While watching a recent World War II documentary, I noticed the U.S. flag with 48 stars in a 6x8 matrix. Of course now we have 50 stars, with alternating rows of five and six. This raises several questions. When we add a state, who makes the decision on how the stars will be arranged? Is there a Senate subcommittee on star arrangement? Or is it done by some bureaucratic pencil pusher — another example of the American public having no say in matters of national importance? Finally, if the District of Columbia becomes a state, how the heck would one arrange the stars? Isn't this the real reason D.C. will never become a state?
Illustration by Slug Signorino
Could be — I always thought that fear-of-Jesse-Jackson-as-U.S.- senator stuff was a smokescreen. Fortunately, I have solved the problem. But first some facts.
The general appearance of the flag — 13 stripes, a star for each state, etc. — was set by Congress in 1818. The star arrangement, however, is up to the President. The deliberations within the Eisenhower administration on this burning issue prior to the admission of Alaska and Hawaii were cloaked in secrecy. So we don’t know if Ike convened a late-night cabinet meeting, consulted experts in the science of tesselation (mosaic pattern arrangement), or just worked it out himself with David’s blocks. No matter — in the end, it was a completely arbitrary exercise of presidential power.
Undemocratic? Sure, but if you’d seen the cockeyed suggestions sent in by the public, you’d say it was just as well. Stars in star patterns, stars spelling out U.S.A. — one shudders. In fact, until relatively recent times, half-arsed star arrangement has been something of a national curse. At the Battle of Guilford Court House in North Carolina in 1781, American troops carried a banner with 13 stars in a dweebish arrangement of two rows of four, one row of three, and the remaining two stars shoehorned in one above the other on the far right.

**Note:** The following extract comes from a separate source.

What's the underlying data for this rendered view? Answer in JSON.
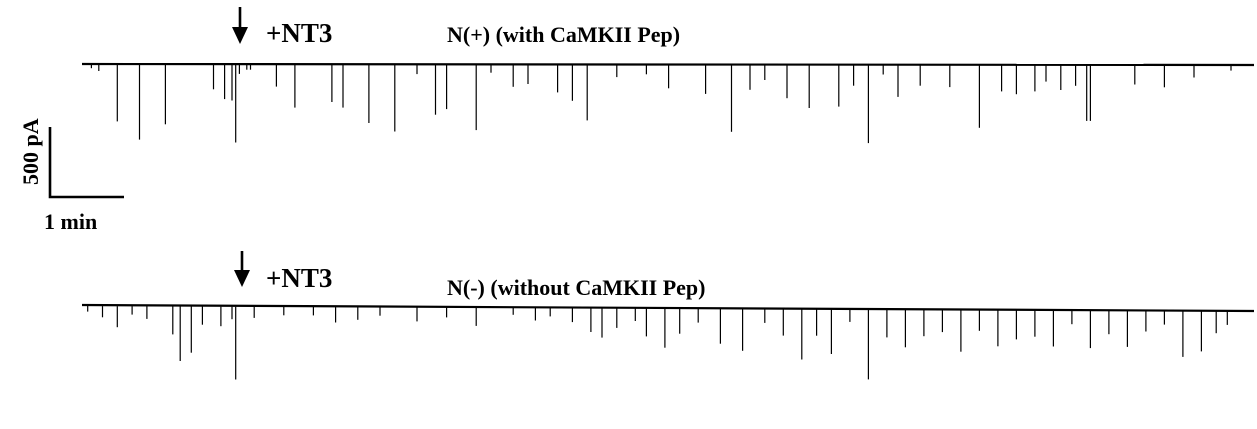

Worse, the flag had alternating red-and-blue stripes, with blue eight-pointed stars arranged on a white field. Not surprisingly, the troops obliged to fight under this pathetic rag got massacred. I’d have been too embarrassed even to show up.
Things did not improve as time went on. The 31-star flag that Commodore Matthew Perry sailed into Tokyo harbor with in 1853 had five vertical columns of five plus one dippy- looking column of six crammed in on the extreme left. Even stranger was the 33-star flag that flew over Fort Sumter at the start of the Civil War in 1861 (actually there were 34 states at the time — they weren’t big on details then). It had an indescribable mess of stars that can only be attributed to hallucinogenic molds in the hardtack.
Luckily, today we’ve got people like me to keep things on a professional basis. A 51-star flag? No prob. When President Quayle calls in 1997, I’ll tell him to make it six rows with alternating rows of nine and eight. For 52 stars try eight rows, alternating six and seven, and for 53 seven rows, alternating eight and seven. That takes care of D.C. and Puerto Rico and leaves us a spare for emergencies. Semper paratus, that’s me.
By the way, Cecil, the expert to consult on flag design wouldn’t be a tesselationist but a vexillologist — a flag scientist.
Peter, haven’t you ever heard of getting the right guy for the right job? If we wanted to exchange idle gossip about flags, or discuss flag lore, or tell flag jokes, a vexillologist would be fine. When it comes to star arrangement, however, you want an expert in two-dimensional patterns — a tesselationist.